Eier-Skandal: Wie Fipronil auf die Gesundheit wirkt

Laut AGES gelangten bisher keine mit Fipronil belasteten Eier nach Österreich. Es werde aber laufend geprüft, heißt es.

In Deutschland weitet sich der Skandal um Millionen giftbelastete Eier aus. Mittlerweile ist klar: Fast alle Bundesländer sind betroffen. Der Discounter Aldi hat die Eier-Regale fürs Erste geleert. Denn in fast allen Bundesländern sind inzwischen mit Fipronil belastete Eier oder daraus erzeugte Produkte gefunden worden. Mit Fipronil belastete Eier sind auch nach Schweden geliefert worden. Die schwedische Lebensmittelaufsicht teilte am Freitag mit, dass sie darüber von der EU-Kommission informiert worden sei. Demnach hatte ein Großhändler die Eier aus den Niederlanden importiert. Damit verbunden ist die Frage, ob auch nach Österreich Eier, die mit Fipronil belastet sind, gelangt sind.
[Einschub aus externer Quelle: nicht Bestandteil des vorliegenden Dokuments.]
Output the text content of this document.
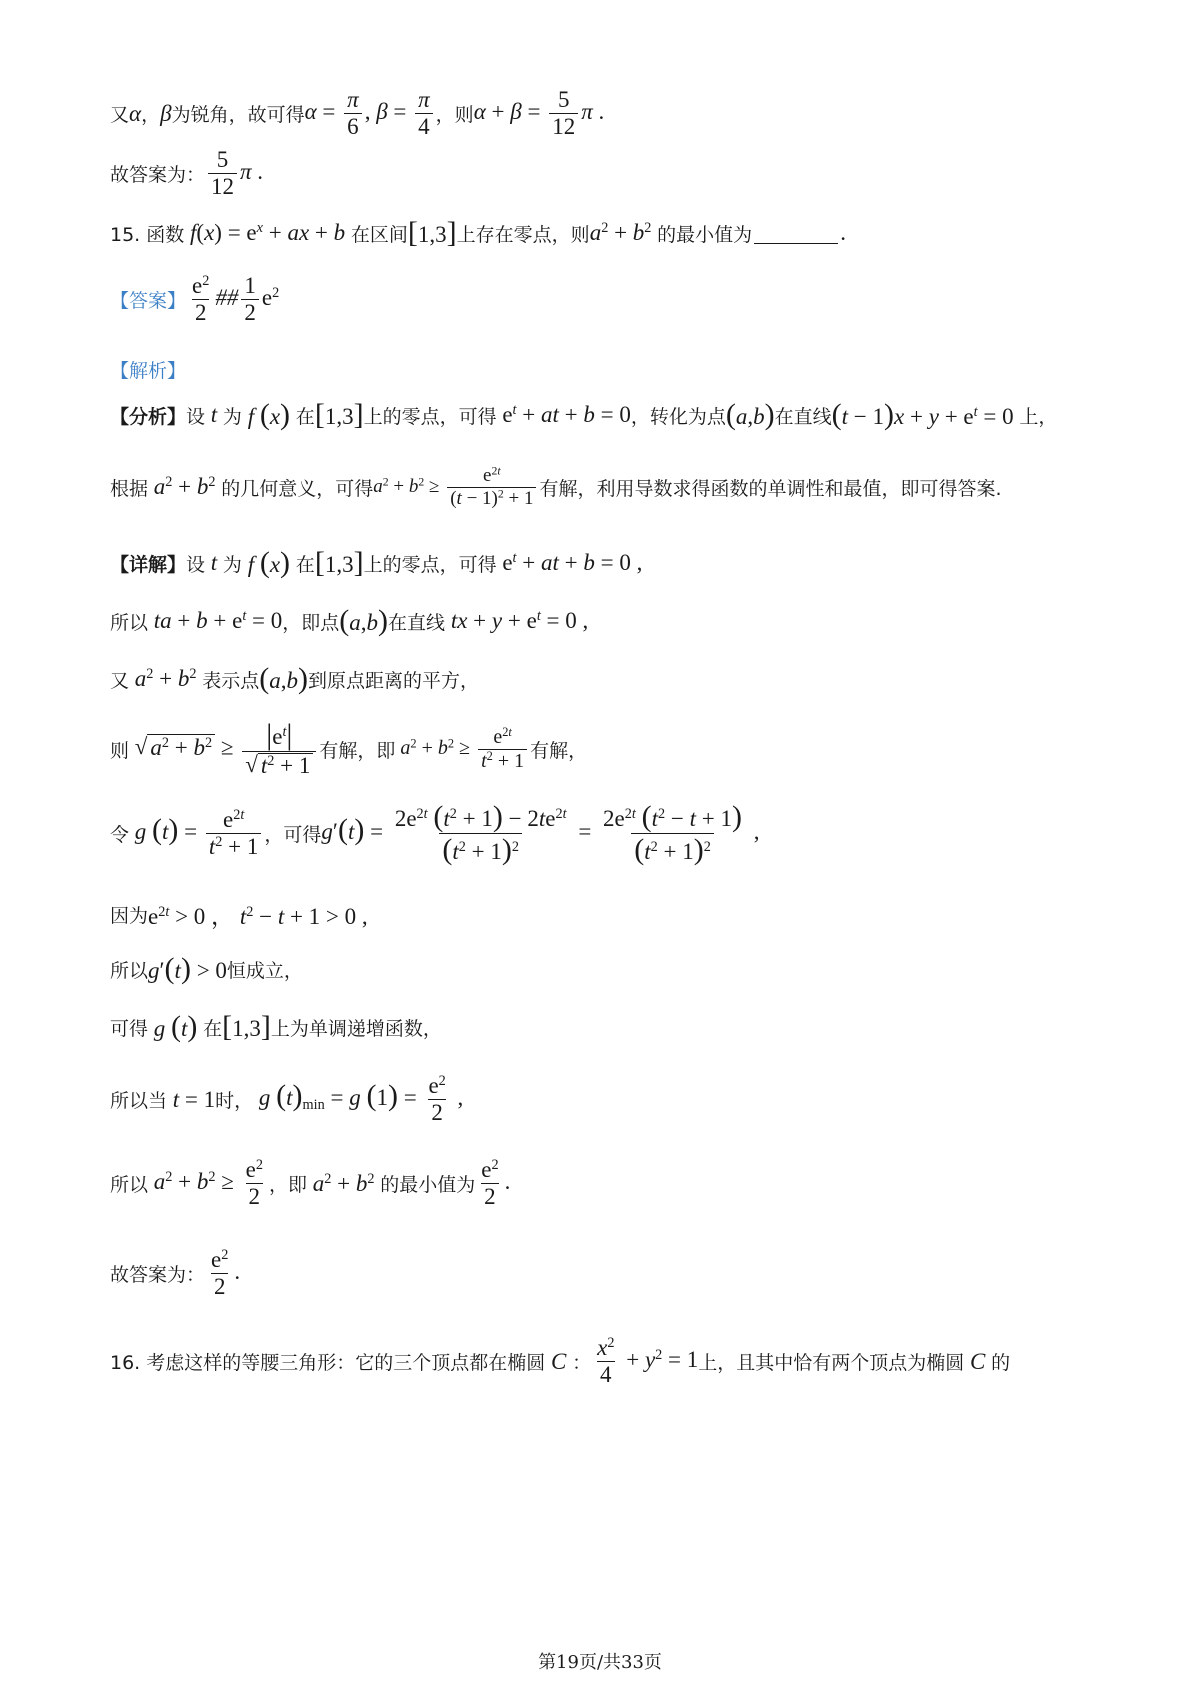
又 α ， β 为锐角，故可得 $\alpha = \frac{\pi}{6}$ , $\beta = \frac{\pi}{4}$ ，则 $\alpha + \beta = \frac{5}{12}$ π .
故答案为： $\frac{5}{12}$ π .
15. 函数 $f(x) = e^x$ + ax + b 在区间 [1,3] 上存在零点，则 $a^2 + b^2$ 的最小值为	.
【答案】 $\frac{e^2}{2}$ ## $\frac{1}{2} e^2$
【解析】
【分析】 设 t 为 f (x) 在 [1,3] 上的零点，可得 $e^t$ + at + b = 0 ，转化为点 (a,b) 在直线 $(t - 1)x + y + e^t = 0$ 上，
根据 $a^2 + b^2$ 的几何意义，可得 $a^2 + b^2 \ge \frac{e^{2t}}{(t - 1)^2 + 1}$ 有解，利用导数求得函数的单调性和最值，即可得答案.
【详解】 设 t 为 f (x) 在 [1,3] 上的零点，可得 $e^t$ + at + b = 0 ,
所以 ta + $b + e^t = 0$ ，即点 (a,b) 在直线 tx + $y + e^t = 0$ ,
又 $a^2 + b^2$ 表示点 (a,b) 到原点距离的平方，
则
√ $a^2 + b^2 \ge \frac{|e^t|}{√ t^2 + 1}$ 有解，即 $a^2 + b^2 \ge \frac{e^{2t}}{t^2 + 1}$ 有解，
令 g $(t) = \frac{e^{2t}}{t^2 + 1}$ ，可得 $g'(t) = \frac{2e^{2t} (t^2 + 1) - 2te^{2t}}{(t^2 + 1)^2} = \frac{2e^{2t} (t^2 - t + 1)}{(t^2 + 1)^2}$ ,
因为 $e^{2t} > 0$ ， $t^2 - t + 1 > 0$ ,
所以 g′(t) > 0 恒成立，
可得 g (t) 在 [1,3] 上为单调递增函数，
所以当 t = 1 时， g $(t)_{min} = g$ $(1) = \frac{e^2}{2}$ ,
所以 $a^2 + b^2 \ge \frac{e^2}{2}$ ，即 $a^2 + b^2$ 的最小值为 $\frac{e^2}{2}$ .
故答案为： $\frac{e^2}{2}$ .
16. 考虑这样的等腰三角形：它的三个顶点都在椭圆 C ： $\frac{x^2}{4} + y^2 = 1$ 上，且其中恰有两个顶点为椭圆 C 的
第19页/共33页
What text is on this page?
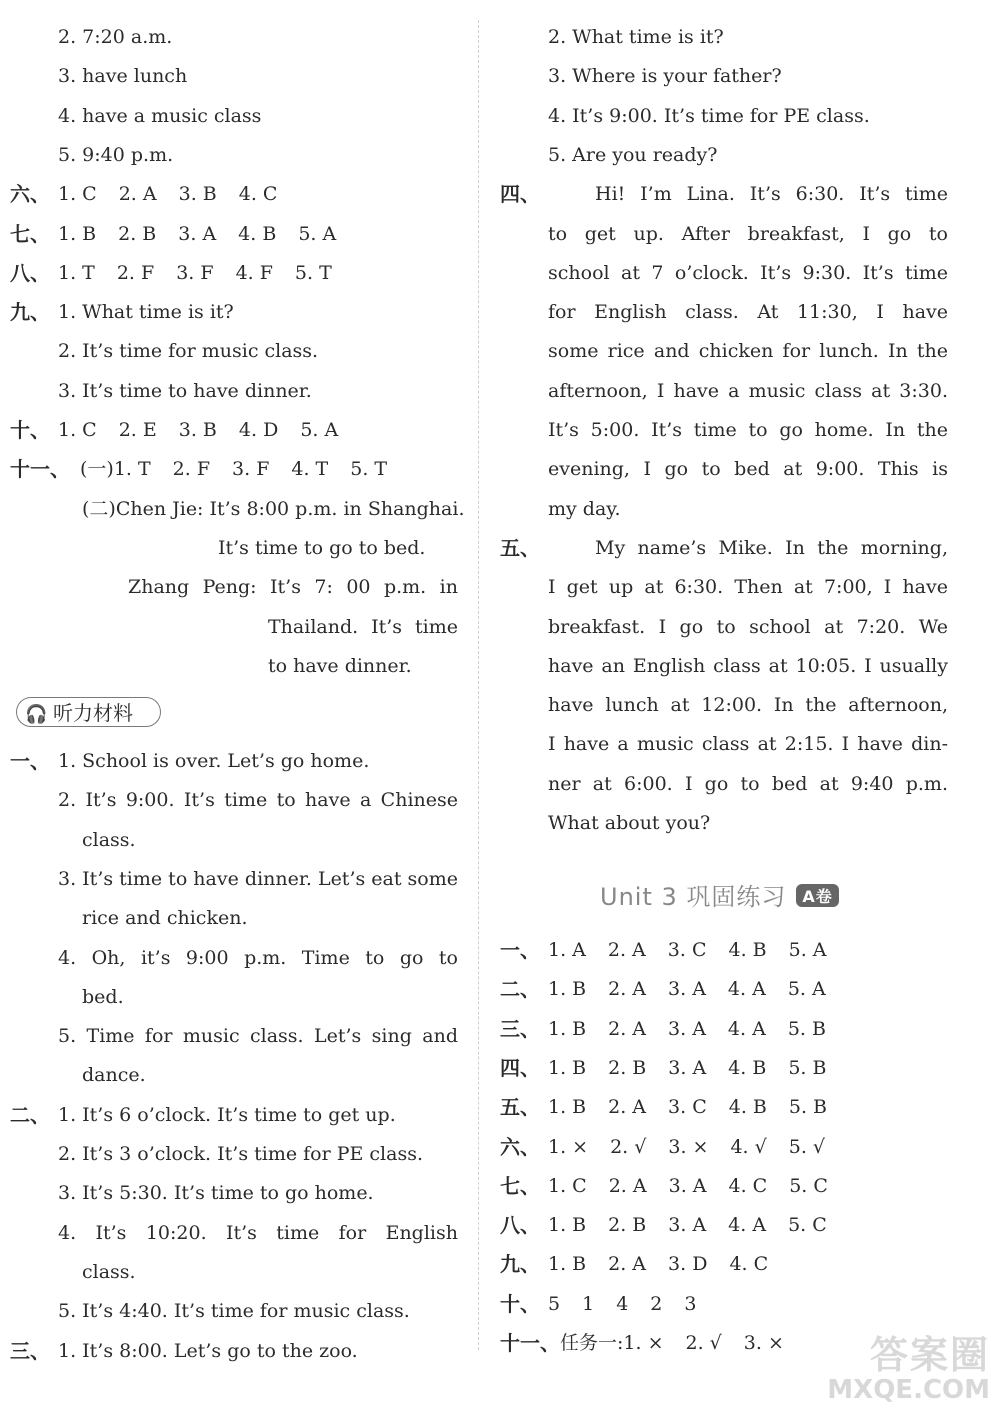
2. 7:20 a.m.
3. have lunch
4. have a music class
5. 9:40 p.m.
六、 1. C 2. A 3. B 4. C
七、 1. B 2. B 3. A 4. B 5. A
八、 1. T 2. F 3. F 4. F 5. T
九、 1. What time is it?
2. It’s time for music class.
3. It’s time to have dinner.
十、 1. C 2. E 3. B 4. D 5. A
十一、 (一)1. T 2. F 3. F 4. T 5. T
(二)Chen Jie: It’s 8:00 p.m. in Shanghai.
It’s time to go to bed.
Zhang Peng: It’s 7: 00 p.m. in
Thailand. It’s time
to have dinner.
一、 1. School is over. Let’s go home.
2. It’s 9:00. It’s time to have a Chinese
class.
3. It’s time to have dinner. Let’s eat some
rice and chicken.
4. Oh, it’s 9:00 p.m. Time to go to
bed.
5. Time for music class. Let’s sing and
dance.
二、 1. It’s 6 o’clock. It’s time to get up.
2. It’s 3 o’clock. It’s time for PE class.
3. It’s 5:30. It’s time to go home.
4. It’s 10:20. It’s time for English
class.
5. It’s 4:40. It’s time for music class.
三、 1. It’s 8:00. Let’s go to the zoo.
2. What time is it?
3. Where is your father?
4. It’s 9:00. It’s time for PE class.
5. Are you ready?
四、	Hi! I’m Lina. It’s 6:30. It’s time
to get up. After breakfast, I go to
school at 7 o’clock. It’s 9:30. It’s time
for English class. At 11:30, I have
some rice and chicken for lunch. In the
afternoon, I have a music class at 3:30.
It’s 5:00. It’s time to go home. In the
evening, I go to bed at 9:00. This is
my day.
五、	My name’s Mike. In the morning,
I get up at 6:30. Then at 7:00, I have
breakfast. I go to school at 7:20. We
have an English class at 10:05. I usually
have lunch at 12:00. In the afternoon,
I have a music class at 2:15. I have din-
ner at 6:00. I go to bed at 9:40 p.m.
What about you?
一、 1. A 2. A 3. C 4. B 5. A
二、 1. B 2. A 3. A 4. A 5. A
三、 1. B 2. A 3. A 4. A 5. B
四、 1. B 2. B 3. A 4. B 5. B
五、 1. B 2. A 3. C 4. B 5. B
六、 1. × 2. √ 3. × 4. √ 5. √
七、 1. C 2. A 3. A 4. C 5. C
八、 1. B 2. B 3. A 4. A 5. C
九、 1. B 2. A 3. D 4. C
十、 5 1 4 2 3
十一、 任务一:1. × 2. √ 3. ×
🎧 听力材料
Unit 3 巩固练习 A卷
答案圈
MXQE.COM
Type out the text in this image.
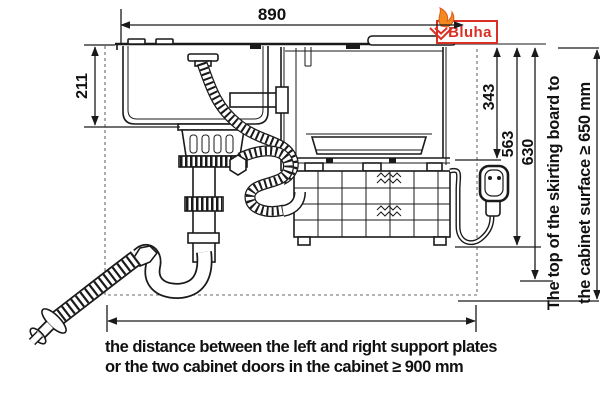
Bluha
890
211	343
563 630 The top of the skirting board to the cabinet surface ≥ 650 mm
the distance between the left and right support plates
or the two cabinet doors in the cabinet ≥ 900 mm
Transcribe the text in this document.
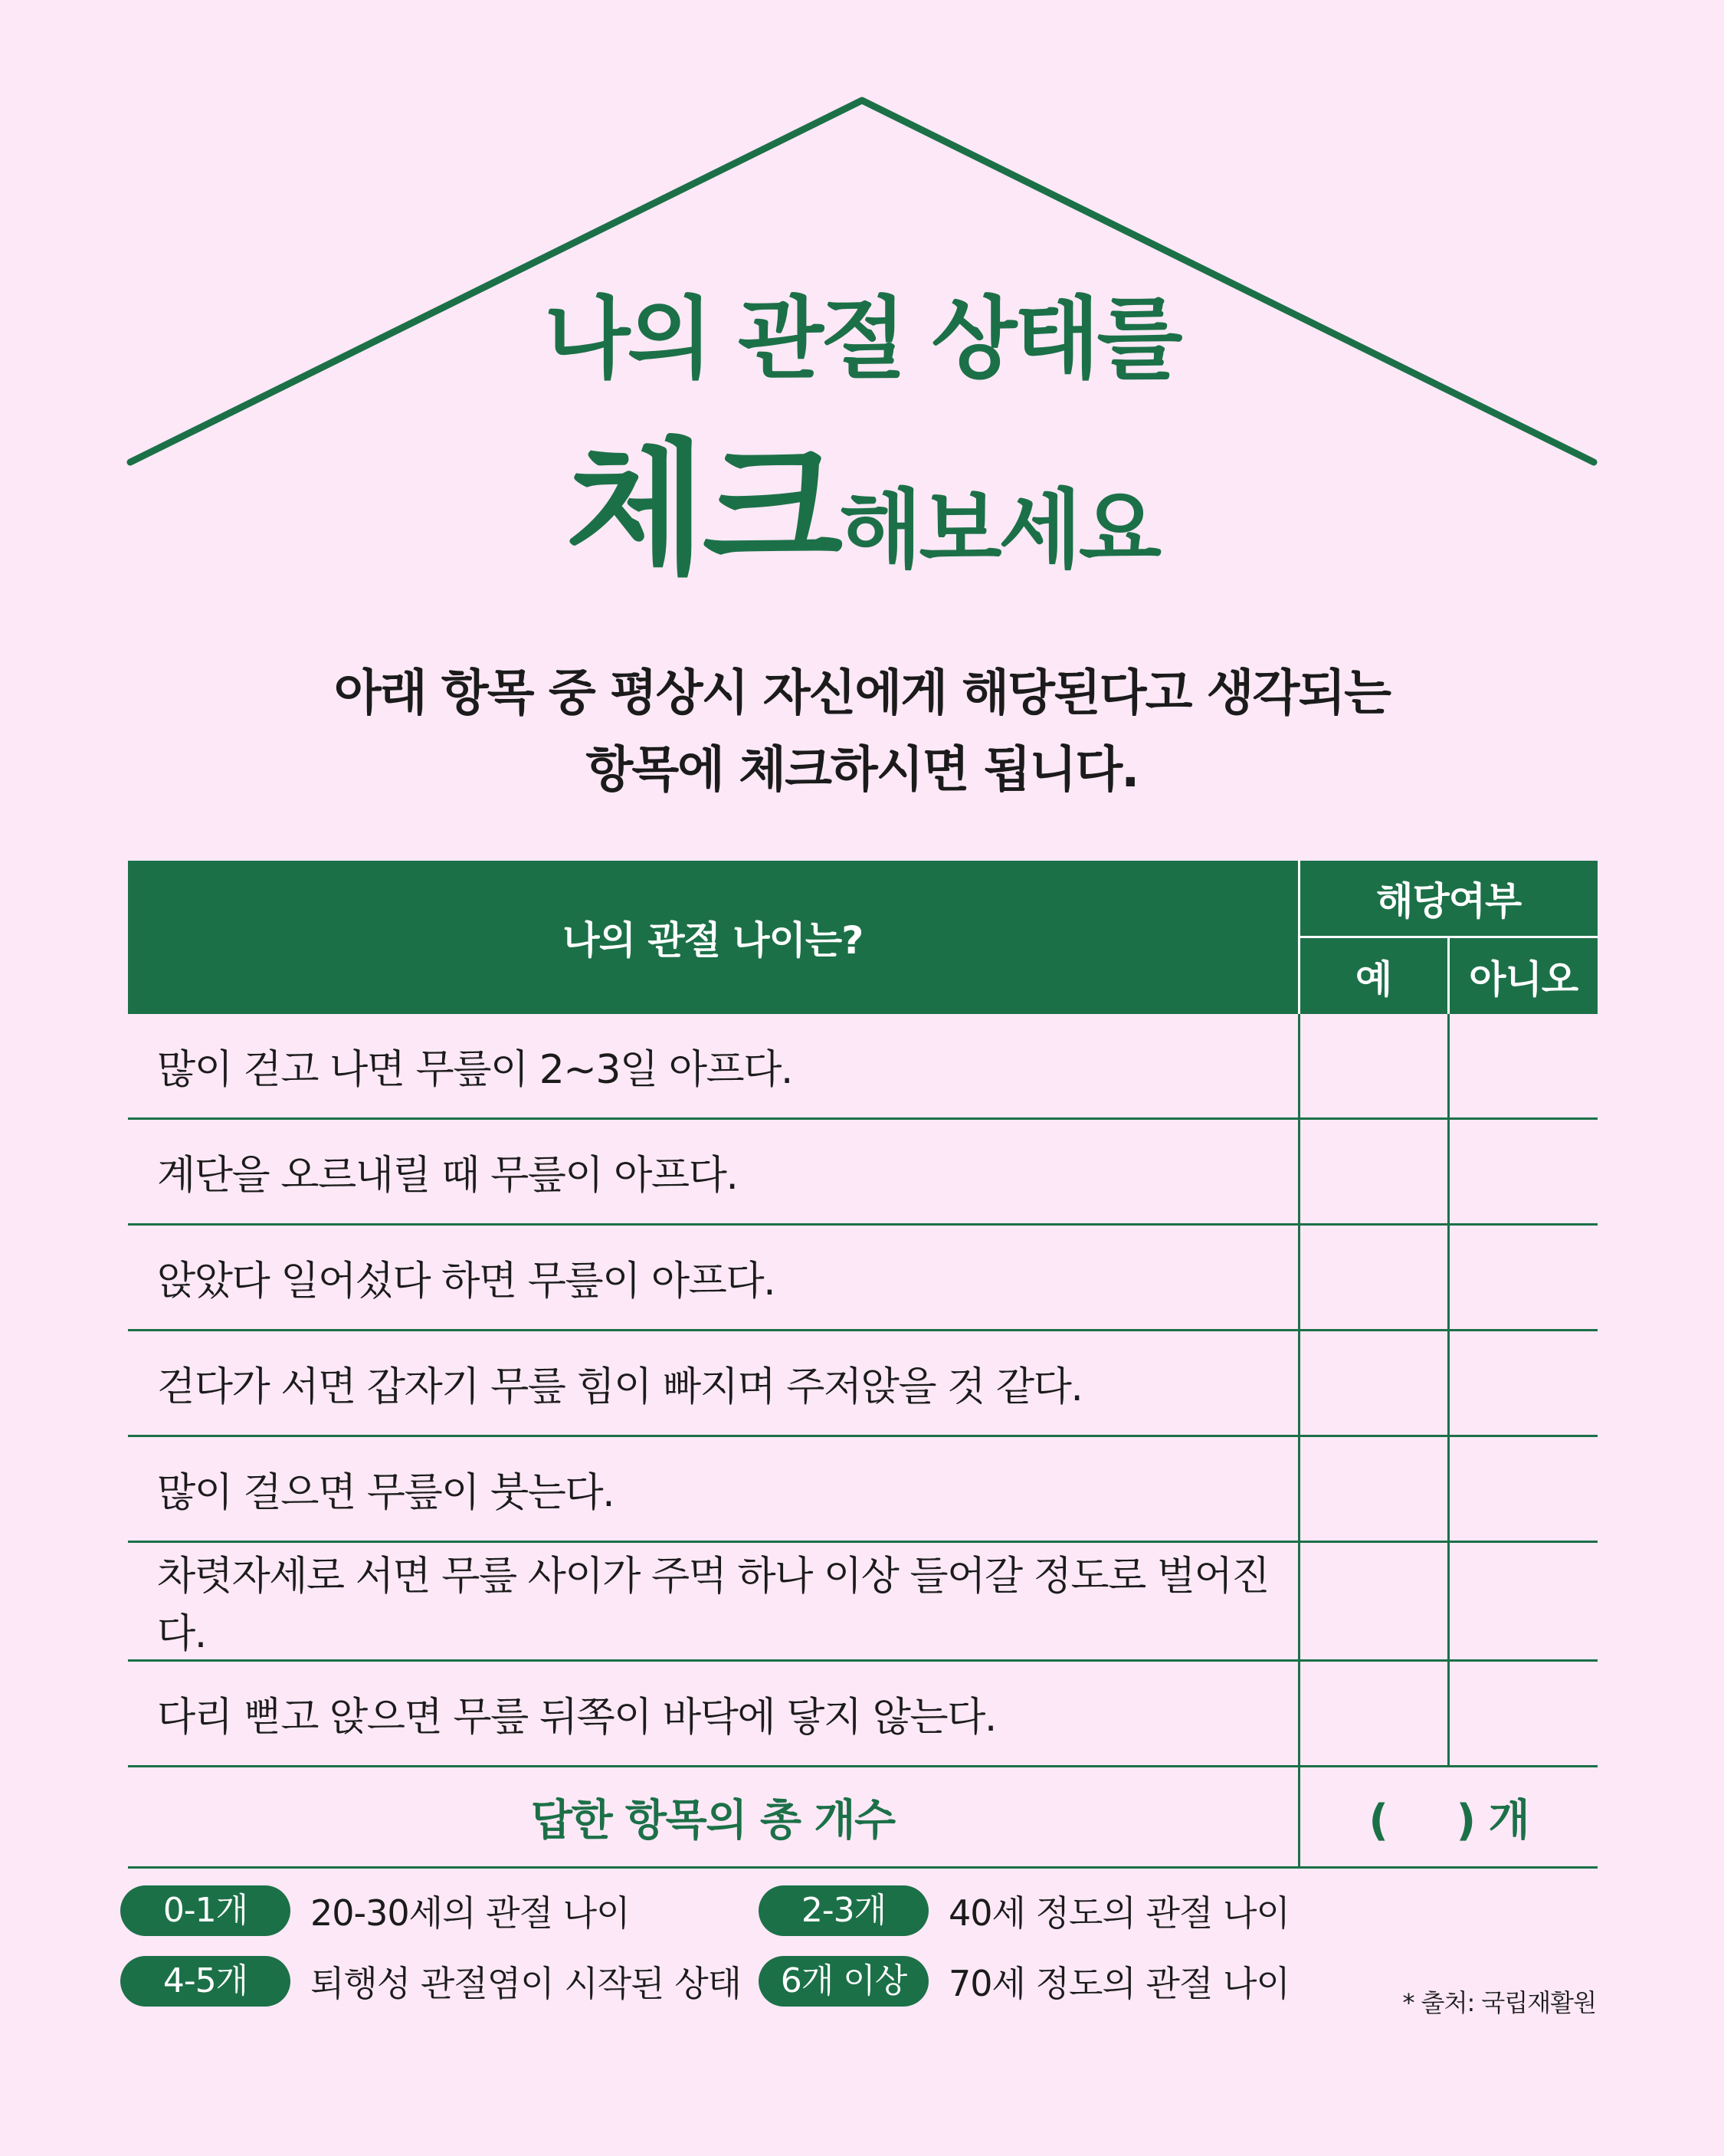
나의 관절 상태를
체크해보세요
아래 항목 중 평상시 자신에게 해당된다고 생각되는
항목에 체크하시면 됩니다.
나의 관절 나이는?	해당여부	
	예	아니오
많이 걷고 나면 무릎이 2~3일 아프다.		
계단을 오르내릴 때 무릎이 아프다.		
앉았다 일어섰다 하면 무릎이 아프다.		
걷다가 서면 갑자기 무릎 힘이 빠지며 주저앉을 것 같다.		
많이 걸으면 무릎이 붓는다.		
차렷자세로 서면 무릎 사이가 주먹 하나 이상 들어갈 정도로 벌어진다.		
다리 뻗고 앉으면 무릎 뒤쪽이 바닥에 닿지 않는다.		
답한 항목의 총 개수	( ) 개	
0-1개	20-30세의 관절 나이	2-3개	40세 정도의 관절 나이
4-5개	퇴행성 관절염이 시작된 상태	6개 이상	70세 정도의 관절 나이	* 출처: 국립재활원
Belastete Eier auch in Österreich?

Auf der Homepage der Österreichischen Agentur für Ernährungssicherheit AGES wird informiert, dass nach derzeitigem Informationsstand keine Fipronil-belasteten Eier nach Österreich gelangt sind. Über das Europäische Schnellwarnsystem für Lebens- und Futtermittel (RASFF) werden Ergebnisse von Behördenkontrollen in EU-Ländern und Vertriebslisten möglichst rasch den Lebensmittelbehörden anderer EU-Länder zugänglich gemacht. Es gibt bislang keinen Hinweis dafür, dass mit Fipronil belastete Eier und Eier-Produkte nach Österreich geliefert wurden. Allerdings könne derzeit nicht ausgeschlossen werden, dass Eier über verarbeitete Lebensmittel nach Österreich gelangt sind; es ist derzeit aber keine Verknüpfung von verarbeiteten Lebensmitteln zu kontaminierten Eiern bekannt. Sobald verarbeitete Lebensmittel betroffen sind, werden diese ebenfalls in die RASFF-Liste aufgenommen. Derzeit werden in Österreich Proben gezogen und untersucht.

Was das für die Gesundheit bedeutet

Fipronil wird in vielen Ländern als Wirkstoff in Pflanzenschutzmittel oder als Insektizid in der Tiermedizin, zur Saatgutbehandlung und im Haushalt eingesetzt. Etwa bei Hunden und Katzen zur Vorbeugung und Behandlung von Floh-, Zecken- und Haarlingsbefall. Es handelt sich um ein Kontaktgift, das in das Zentralnervensystem gelangt. In die Eier dürfte es offenbar gelangt sein, weil ein Reinigungsmittel damit vermischt wurde. Laut AGES heißt es, dass aufgrund des Verarbeitungsprozesses die Konzentration von Fipronil sehr gering wäre. Für Bienen, Zecken, Milben, Flöhe – also wirbellosen Tiere – ist Fipronil allerdings tödlich. Bei Ratten und Mäusen wirkt Fipronil toxisch auf das Nervensystem und auf die Leber. Fipronil ist nach dem derzeitigen wissenschaftlichen Kenntnisstand nicht krebserregend und erbgutschädigend.

Bei den Mengen die bisher in den Eiern (Niederlande, Deutschland) gefunden wurden, ist von keiner gesundheitlichen Beeinträchtigung für Menschen auszugehen. Geht man von dem höchsten in einem Ei gemessenen Wert aus, so wäre eine tägliche Aufnahmemenge von 7 Eiern für Erwachsene bzw 1 Ei für ein Kind mit 10 kg Körpergewicht tolerierbar.